Le 17 mai 2022, Jean-Luc Reynes fête ses 57 ans avec sa mère et son fils aîné dans un restaurant du port de Perros-Guirec (22). Au cours du repas, qu’il touche à peine, son teint se cuivre, puis se dore. Ses proches s’inquiètent. « Tout va bien », minimise-t-il, camouflant sa souffrance, comme d’habitude. Près de quatre mois plus tôt, le diagnostic d’un hépatologue du CHU de Pontchaillou, à Rennes, a bouleversé sa vie : il est atteint d’une stéatose, maladie héréditaire du foie. La greffe sera inévitable.

En décompensation, l’organe touché « crache » de l’ascite, un liquide qui lui « flingue tout » dans l’estomac. On lui en ponctionne quatre à six litres chaque jour. Jean-Luc Reynes brave la douleur. Jusqu’à cette terrible journée d’anniversaire. En rentrant chez lui, à Lannion (22), il s’écroule dans la cour de sa maison. Transféré à Pontchaillou, son pronostic vital est engagé. « J’étais inconscient, je n’ai même pas pu profiter du voyage en hélicoptère », plaisante ce grand blagueur.

Débute « une logistique de champion du monde dont les gens ne se rendent pas compte » et un sombre compte à rebours s’enclenche. « On doit me trouver un foie dans les douze jours ou alors, c’en est fini. Il est arrivé au bout du dixième. À ce niveau-là, on est un cran au-dessus du miracle », sourit l’ancien chef d’entreprise.

Il perd 50 kg à l’hôpital

L’opération chirurgicale dure près de dix heures, compliquée par une crise cardiaque – « quitte à être sur le billard, autant tout faire d’un coup ! ». Durant ses deux mois et demi d’hospitalisation ponctuée de « délires » médicamenteux, Jean-Luc Reynes perd 50 kg. « Après une greffe, le corps prend une énorme baffe. » Le moral aussi. Difficile pour ce « viandard » de ne plus goûter une côte de bœuf et de se contenter de blanc de poulet, « évidemment sans la mayo ».

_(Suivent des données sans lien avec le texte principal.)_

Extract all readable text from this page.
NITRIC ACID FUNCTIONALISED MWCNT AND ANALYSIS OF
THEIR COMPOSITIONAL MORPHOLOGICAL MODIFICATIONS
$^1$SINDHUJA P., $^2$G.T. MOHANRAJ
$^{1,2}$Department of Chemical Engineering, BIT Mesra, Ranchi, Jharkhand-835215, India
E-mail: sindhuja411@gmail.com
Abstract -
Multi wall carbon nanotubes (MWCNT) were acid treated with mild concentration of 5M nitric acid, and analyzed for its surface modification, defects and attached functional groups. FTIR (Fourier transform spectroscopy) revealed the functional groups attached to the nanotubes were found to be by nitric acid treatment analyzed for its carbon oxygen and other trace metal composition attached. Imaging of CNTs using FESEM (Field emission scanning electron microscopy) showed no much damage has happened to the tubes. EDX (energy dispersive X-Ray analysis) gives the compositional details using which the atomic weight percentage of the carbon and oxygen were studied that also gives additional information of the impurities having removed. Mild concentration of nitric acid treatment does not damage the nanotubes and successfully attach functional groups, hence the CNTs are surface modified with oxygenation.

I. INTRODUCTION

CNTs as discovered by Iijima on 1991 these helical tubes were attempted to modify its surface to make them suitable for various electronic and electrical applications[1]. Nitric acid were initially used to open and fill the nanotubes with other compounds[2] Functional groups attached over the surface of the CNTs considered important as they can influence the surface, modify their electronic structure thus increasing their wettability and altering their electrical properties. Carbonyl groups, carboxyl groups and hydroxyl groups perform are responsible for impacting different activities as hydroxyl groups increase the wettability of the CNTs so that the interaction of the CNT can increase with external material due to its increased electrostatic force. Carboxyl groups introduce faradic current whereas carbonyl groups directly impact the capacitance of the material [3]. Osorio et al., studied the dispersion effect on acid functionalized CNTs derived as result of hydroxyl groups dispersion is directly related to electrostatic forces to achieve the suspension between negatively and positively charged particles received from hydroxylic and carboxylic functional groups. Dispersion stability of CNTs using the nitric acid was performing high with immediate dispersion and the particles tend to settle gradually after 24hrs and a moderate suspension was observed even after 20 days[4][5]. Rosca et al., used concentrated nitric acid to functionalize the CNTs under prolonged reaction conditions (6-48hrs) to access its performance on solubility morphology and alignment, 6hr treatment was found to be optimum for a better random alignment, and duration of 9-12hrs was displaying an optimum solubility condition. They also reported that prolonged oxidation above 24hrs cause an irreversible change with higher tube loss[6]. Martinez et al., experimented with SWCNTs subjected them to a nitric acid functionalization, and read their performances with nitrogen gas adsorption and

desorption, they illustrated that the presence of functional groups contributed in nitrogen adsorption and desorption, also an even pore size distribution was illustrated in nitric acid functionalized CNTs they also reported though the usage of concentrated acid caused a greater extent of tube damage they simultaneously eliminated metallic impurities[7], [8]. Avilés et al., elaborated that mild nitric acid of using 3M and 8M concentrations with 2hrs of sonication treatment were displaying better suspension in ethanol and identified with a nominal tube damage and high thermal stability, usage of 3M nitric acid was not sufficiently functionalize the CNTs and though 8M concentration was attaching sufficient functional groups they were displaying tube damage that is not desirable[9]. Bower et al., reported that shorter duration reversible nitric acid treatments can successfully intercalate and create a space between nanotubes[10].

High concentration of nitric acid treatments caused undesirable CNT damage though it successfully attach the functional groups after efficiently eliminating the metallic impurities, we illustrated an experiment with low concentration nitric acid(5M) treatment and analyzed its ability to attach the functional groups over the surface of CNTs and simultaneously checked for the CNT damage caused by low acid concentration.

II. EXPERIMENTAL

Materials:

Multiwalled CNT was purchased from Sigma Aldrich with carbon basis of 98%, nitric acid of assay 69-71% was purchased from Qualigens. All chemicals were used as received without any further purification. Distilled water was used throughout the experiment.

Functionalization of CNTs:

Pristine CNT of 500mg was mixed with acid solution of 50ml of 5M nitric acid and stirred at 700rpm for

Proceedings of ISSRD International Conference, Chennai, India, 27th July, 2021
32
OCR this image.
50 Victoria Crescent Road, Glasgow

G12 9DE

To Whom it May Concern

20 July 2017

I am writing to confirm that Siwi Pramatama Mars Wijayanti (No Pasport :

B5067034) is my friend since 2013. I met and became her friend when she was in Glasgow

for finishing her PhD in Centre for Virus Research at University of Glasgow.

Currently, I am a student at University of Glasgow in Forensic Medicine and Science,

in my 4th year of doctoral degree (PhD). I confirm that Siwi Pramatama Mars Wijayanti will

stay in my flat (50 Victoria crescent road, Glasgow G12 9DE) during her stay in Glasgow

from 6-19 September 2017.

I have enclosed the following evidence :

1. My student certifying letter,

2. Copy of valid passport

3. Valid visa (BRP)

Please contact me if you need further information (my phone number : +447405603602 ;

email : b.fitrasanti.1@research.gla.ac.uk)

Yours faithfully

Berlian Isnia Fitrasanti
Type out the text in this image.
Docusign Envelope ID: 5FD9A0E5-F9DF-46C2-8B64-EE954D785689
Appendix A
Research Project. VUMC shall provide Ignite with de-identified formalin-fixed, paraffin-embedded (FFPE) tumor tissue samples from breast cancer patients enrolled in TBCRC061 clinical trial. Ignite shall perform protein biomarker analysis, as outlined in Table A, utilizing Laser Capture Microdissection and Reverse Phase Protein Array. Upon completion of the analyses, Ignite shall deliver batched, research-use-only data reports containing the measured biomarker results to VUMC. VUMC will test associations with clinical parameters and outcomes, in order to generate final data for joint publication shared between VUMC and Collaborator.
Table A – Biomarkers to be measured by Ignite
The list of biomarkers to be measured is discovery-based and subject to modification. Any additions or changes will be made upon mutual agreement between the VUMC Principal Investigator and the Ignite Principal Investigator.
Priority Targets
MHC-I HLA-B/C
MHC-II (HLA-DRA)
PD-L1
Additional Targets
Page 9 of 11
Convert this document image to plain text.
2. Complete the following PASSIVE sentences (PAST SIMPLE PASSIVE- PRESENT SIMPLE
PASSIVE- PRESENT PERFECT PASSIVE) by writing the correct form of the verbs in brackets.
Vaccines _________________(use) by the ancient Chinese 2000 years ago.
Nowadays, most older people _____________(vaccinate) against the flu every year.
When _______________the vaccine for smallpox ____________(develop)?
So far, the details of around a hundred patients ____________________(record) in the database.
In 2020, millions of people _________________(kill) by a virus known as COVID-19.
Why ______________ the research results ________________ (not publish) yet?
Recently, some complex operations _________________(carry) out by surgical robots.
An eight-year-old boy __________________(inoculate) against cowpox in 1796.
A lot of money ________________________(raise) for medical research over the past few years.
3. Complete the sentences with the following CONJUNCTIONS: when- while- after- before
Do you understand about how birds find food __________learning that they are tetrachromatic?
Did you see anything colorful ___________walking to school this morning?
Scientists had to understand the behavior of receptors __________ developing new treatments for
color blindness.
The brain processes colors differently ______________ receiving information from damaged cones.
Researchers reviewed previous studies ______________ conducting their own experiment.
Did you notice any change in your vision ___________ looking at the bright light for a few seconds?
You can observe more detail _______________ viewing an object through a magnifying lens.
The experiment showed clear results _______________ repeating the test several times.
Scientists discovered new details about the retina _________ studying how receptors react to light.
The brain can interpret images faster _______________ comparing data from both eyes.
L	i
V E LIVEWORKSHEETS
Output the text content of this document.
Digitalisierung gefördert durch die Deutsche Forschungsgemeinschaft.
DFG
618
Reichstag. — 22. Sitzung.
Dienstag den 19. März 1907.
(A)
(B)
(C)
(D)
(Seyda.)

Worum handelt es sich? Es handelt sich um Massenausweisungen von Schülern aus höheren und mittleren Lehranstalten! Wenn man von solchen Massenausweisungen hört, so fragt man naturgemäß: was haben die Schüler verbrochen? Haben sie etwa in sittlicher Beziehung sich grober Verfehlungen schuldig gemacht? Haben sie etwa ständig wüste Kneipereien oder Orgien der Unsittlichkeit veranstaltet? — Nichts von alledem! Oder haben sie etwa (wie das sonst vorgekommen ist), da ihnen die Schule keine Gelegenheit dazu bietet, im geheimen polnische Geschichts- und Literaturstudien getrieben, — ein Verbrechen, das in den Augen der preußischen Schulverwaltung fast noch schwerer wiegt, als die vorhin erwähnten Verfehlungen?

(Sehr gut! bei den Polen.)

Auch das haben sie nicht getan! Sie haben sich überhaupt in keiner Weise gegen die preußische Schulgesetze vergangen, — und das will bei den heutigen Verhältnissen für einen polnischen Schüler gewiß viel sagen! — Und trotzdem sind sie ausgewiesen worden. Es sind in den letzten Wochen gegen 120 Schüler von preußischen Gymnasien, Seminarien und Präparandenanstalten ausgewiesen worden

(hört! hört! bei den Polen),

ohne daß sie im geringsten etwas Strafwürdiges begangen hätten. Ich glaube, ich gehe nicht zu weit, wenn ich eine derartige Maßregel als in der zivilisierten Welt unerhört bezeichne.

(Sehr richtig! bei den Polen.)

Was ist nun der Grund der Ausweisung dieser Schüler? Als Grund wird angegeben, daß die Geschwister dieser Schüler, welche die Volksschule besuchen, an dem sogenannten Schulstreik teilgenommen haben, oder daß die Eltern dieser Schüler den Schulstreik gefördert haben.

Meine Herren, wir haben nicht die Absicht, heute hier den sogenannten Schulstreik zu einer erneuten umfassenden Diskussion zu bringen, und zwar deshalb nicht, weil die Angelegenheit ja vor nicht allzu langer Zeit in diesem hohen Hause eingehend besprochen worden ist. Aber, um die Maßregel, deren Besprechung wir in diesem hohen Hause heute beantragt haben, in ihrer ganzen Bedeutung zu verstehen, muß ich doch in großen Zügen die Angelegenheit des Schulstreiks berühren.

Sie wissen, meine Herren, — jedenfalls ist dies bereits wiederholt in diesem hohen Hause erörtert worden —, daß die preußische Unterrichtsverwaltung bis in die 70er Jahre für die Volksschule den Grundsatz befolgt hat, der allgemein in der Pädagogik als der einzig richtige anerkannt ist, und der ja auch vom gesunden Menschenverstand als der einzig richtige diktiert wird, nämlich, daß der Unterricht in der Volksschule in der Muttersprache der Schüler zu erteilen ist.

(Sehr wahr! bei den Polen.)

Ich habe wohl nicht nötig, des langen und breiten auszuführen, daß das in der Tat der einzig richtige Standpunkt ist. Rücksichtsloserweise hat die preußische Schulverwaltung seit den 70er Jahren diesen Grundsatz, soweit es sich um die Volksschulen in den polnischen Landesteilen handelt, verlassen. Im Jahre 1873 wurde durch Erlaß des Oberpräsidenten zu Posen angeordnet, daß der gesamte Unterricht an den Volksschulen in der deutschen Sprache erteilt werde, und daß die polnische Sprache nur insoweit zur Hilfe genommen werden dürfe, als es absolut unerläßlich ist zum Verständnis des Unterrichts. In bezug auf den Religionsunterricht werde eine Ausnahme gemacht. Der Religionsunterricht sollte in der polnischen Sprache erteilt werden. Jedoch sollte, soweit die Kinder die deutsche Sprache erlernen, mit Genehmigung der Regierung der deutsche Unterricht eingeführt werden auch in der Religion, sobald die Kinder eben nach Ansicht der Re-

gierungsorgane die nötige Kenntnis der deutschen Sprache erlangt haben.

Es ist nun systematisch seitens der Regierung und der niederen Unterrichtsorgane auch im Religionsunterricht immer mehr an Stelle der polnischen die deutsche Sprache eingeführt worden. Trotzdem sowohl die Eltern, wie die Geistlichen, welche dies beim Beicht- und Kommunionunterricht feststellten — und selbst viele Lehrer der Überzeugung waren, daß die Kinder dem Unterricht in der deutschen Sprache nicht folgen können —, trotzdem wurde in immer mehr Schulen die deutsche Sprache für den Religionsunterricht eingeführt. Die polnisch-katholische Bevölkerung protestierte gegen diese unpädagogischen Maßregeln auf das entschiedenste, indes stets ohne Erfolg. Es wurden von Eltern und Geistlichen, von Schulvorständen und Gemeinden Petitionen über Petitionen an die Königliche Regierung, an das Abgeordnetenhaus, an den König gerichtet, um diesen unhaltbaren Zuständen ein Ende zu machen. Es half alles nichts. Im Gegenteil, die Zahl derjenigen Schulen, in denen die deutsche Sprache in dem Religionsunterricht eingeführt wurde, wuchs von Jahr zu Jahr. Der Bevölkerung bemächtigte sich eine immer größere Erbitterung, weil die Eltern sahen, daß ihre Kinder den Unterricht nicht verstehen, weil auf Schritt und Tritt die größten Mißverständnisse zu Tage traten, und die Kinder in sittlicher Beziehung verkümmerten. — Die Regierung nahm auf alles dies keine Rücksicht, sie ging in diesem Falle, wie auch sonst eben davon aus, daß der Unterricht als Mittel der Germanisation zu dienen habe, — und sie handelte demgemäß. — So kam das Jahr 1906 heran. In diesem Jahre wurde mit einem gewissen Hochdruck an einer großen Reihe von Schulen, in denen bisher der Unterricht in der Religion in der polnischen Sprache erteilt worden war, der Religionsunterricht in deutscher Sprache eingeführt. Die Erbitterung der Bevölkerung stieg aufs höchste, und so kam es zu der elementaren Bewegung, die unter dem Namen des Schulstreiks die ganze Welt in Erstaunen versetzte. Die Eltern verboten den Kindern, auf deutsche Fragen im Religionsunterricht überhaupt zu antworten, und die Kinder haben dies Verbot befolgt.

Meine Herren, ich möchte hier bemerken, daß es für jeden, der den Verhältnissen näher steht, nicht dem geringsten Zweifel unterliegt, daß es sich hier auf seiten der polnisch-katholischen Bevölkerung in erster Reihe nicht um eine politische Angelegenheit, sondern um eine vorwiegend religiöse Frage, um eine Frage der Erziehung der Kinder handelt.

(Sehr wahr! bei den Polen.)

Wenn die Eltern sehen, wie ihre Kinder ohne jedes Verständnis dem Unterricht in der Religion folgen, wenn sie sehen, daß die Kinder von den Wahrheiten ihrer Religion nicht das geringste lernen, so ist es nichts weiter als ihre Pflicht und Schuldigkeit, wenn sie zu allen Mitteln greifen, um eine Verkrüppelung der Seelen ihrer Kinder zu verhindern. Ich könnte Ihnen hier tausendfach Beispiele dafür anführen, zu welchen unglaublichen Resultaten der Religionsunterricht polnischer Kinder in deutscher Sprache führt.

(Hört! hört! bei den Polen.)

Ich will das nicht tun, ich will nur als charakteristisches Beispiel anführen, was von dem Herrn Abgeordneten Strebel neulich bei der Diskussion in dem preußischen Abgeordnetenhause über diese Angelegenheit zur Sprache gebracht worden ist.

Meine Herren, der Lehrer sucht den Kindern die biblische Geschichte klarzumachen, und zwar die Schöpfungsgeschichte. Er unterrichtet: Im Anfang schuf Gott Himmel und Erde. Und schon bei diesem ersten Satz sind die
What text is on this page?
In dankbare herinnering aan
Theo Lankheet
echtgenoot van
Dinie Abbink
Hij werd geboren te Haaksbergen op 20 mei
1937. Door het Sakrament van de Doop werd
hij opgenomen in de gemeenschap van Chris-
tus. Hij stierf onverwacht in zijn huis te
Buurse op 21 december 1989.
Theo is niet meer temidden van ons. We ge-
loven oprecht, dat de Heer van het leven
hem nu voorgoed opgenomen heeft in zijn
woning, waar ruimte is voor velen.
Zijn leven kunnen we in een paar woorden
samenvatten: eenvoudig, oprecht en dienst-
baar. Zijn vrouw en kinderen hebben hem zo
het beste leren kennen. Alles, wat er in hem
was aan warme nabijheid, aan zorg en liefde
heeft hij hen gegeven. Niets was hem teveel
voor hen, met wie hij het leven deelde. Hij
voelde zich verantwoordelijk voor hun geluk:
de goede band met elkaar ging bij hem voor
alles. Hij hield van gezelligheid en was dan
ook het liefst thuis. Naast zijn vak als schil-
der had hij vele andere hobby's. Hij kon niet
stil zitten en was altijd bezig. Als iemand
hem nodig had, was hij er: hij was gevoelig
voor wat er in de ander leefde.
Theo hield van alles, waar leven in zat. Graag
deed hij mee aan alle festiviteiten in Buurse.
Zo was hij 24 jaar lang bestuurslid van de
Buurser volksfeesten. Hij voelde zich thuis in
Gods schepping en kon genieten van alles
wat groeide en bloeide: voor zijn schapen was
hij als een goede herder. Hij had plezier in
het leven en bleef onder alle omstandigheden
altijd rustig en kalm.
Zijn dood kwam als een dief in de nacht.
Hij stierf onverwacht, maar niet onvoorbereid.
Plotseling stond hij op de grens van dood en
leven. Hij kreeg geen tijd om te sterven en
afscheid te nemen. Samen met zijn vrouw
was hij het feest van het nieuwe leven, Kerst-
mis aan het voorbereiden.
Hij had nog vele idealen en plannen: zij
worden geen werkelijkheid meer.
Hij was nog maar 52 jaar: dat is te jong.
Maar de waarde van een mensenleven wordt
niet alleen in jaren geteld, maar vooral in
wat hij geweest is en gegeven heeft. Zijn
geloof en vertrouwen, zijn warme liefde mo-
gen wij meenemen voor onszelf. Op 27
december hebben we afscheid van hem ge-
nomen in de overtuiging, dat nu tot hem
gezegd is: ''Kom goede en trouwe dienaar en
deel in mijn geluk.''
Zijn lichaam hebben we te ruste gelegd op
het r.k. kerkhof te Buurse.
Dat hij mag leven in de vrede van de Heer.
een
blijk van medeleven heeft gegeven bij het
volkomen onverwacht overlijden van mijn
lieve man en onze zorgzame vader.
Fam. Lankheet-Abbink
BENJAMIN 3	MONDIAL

Pénible, aussi, de ne plus toucher un club de golf, dont il a pu reprendre la pratique il y a un an. Sans parler des soins quotidiens, des examens hebdomadaires et, plus tard, des anti-rejets (sudations nocturnes, crampes, tremblements, diarrhées) qu’il devra supporter toute sa vie.

« Un cadeau de la vie »

« C’est tout un mode de vie qui s’écroule, mais j’ai vite eu conscience de ma chance. J’ai reçu un cadeau de la vie et je ne compte pas le gâcher, c’est le respect au donneur, explique-t-il, soudain très sérieux. Je ne bois, par exemple, plus d’alcool, même si j’y suis désormais autorisé. Je suis un nouveau-né. »

Pour remonter la pente, Jean-Luc Reynes a aussi pu compter sur Transhépate et son ancien président régional, Patrick Rault. « Il a toqué à ma porte, un jour. J’ai longuement écouté. Sa visite, a, elle aussi changé ma vie. Je me suis totalement investi dans cette action. »

En plus de bénéficier du soutien de l’association venant en aide aux malades et transplantés hépatiques depuis 1985 à l’échelle nationale, le Lannionnais en devient à son tour délégué, visiteur de greffés, chaque mercredi. « Des moments délicats, car nous ne sommes pas psy. Il y a donc tout un discours à adopter. Il faut aussi savoir se protéger, car chaque visite nous renvoie à notre propre maladie. Il m’est souvent arrivé de pleurer. »

Une mission : communiquer et convaincre

Élu président de Transhépate Bretagne-Ouest le 23 mars 2024, il devient aussi éducateur thérapeutique, conférencier en école d’infirmières, prend la parole devant des chirurgiens expérimentés, suit une formation en diabétologie. Avec, chaque jour, la même mission : communiquer, « encore et encore », persuader les villes, mais aussi les entreprises, comme il en a eu l’idée, de devenir des ambassadrices du don d’organes « pour que partout, on se décide à évoquer le sujet et que chacun y réfléchisse ».

Mais aussi lever le tabou du prélèvement d’organes, même en Bretagne, la région de France où le taux de refus des familles de défunt reste d’année en année le moins élevé (21,3 % en 2024 contre 36,4 % à l’échelle nationale). « Les proches craignent pour l’intégrité du corps ou y voient une seconde mort, alors que c’est une occasion de sauver une vie », insiste Jean-Luc Reynes.

En France, 20 000 patients sont actuellement en attente d’un organe. Chaque année, près de 1 000 personnes décèdent par manque de greffons disponibles.